悲観と楽観の間

新型のウィルスが世界的に流行する中、日本国内でも外出自粛等の要因から、様々な所で苦しい状況が続いているようです。ニュースでは、「2ヶ月も休業したらお店が危ない」「仕事がなくなって生活ができない」といった街の声を度々耳にします。

今回のような想定外の事態が起きた時、いかにダメージを抑えるか、また冷静に対処できるかどうかは、事前にどれだけ物事を悲観して準備したかによると思います。ここでいう悲観するとは、「もうおしまいだ」と嘆くことではありません。上手くいかない事を見越しておくという意味です。
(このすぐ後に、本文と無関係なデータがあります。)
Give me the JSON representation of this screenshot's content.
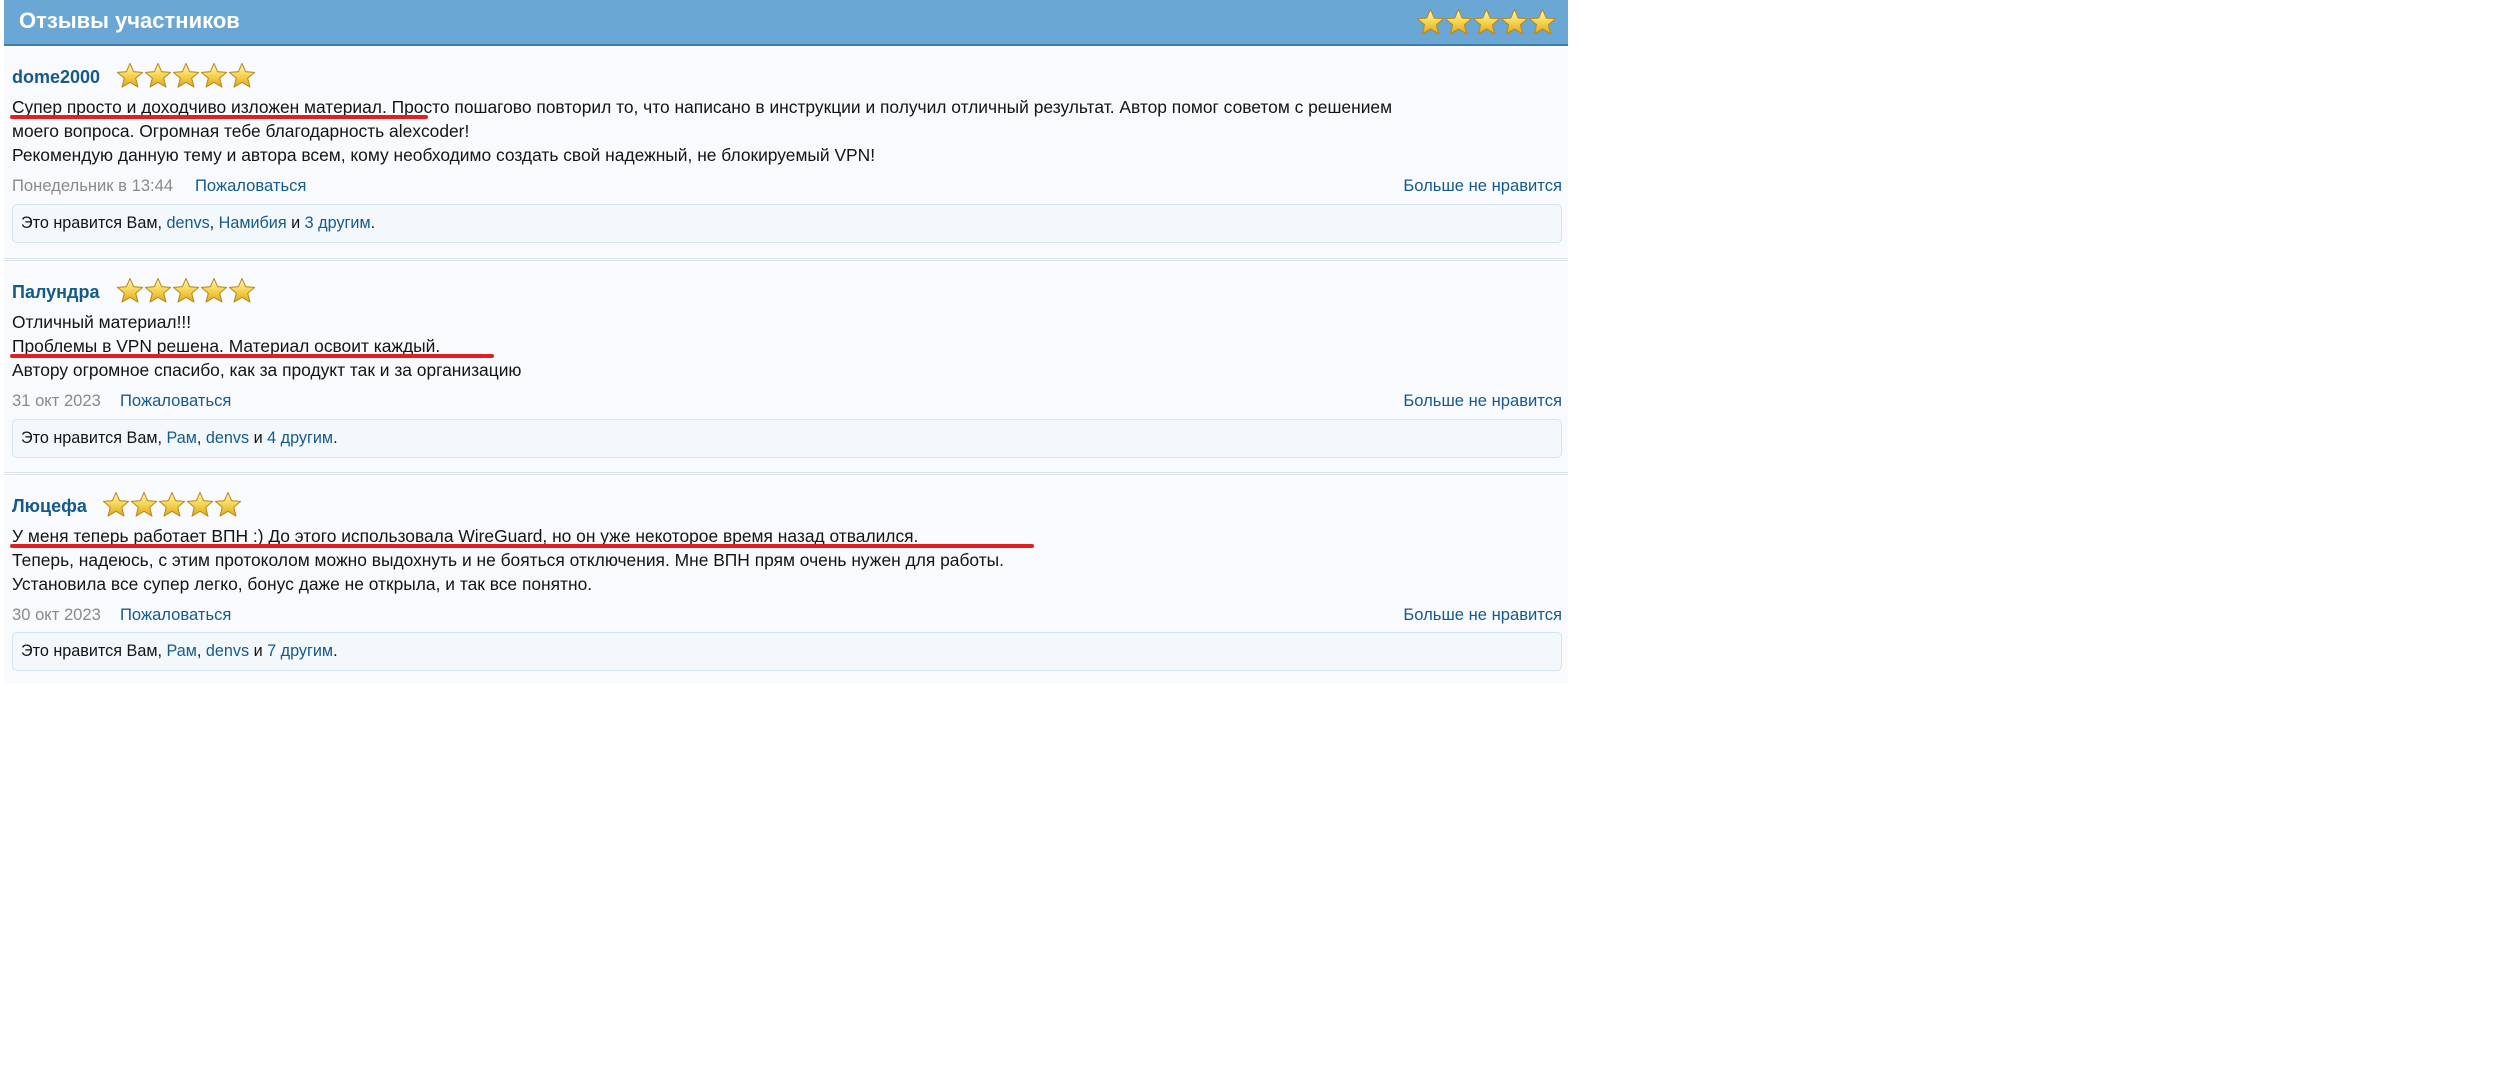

ものを設計する時に安全率という考え方があります。例えば100の力が加わる条件下では、120の力が加わっても壊れないような設計にしておくことです。この20%分の余裕が安全係数です。加わる力は常に100以下だろうか。100以上の力が加わった場合はどうなるか。設計においては、このように悲観的に考えて、より安全なものにすることが求められます。

より身近な例でいうと、家計に関して生活防衛資金という考え方があります。急に収入が途絶えたとしても生きていけるよう、3ヶ月~半年分を目安に生活用の資金を貯めておきましょうという考えです。これは日常生活における“安全率”といえるかもしれません。

以上の例のように、物事を悲観して安全を確保しておくという考えは色々な所で見られます。しかしここで悩ましいのが、生きていく上でどこまで悲観するかということです。全ての事態に備えようにも、お金も時間も足りない。過剰に備えすぎて無駄にしたくない。めったに起こらないから大丈夫だろう。悲観と楽観の間で色々な考えが巡ります。一つ言えるのは、何も考えていないと、あらゆることが想定外の事態になってしまうということです。

昨今のような生活が急変する事態を経験し、生きていく上で日頃から悲観と楽観のバランスを考えることが大切だと改めて感じました。私が好きな作家に森博嗣さんという方がいます。森博嗣さんの著書に『悲観する力』があります。今回の記事で述べた、物事を悲観することに対して、どのような態度で臨むべきか詳しく書かれており、とても参考になります。自宅で過ごすことが多い今、本を読む機会もあるのではないでしょうか。ぜひ一読して見て下さい。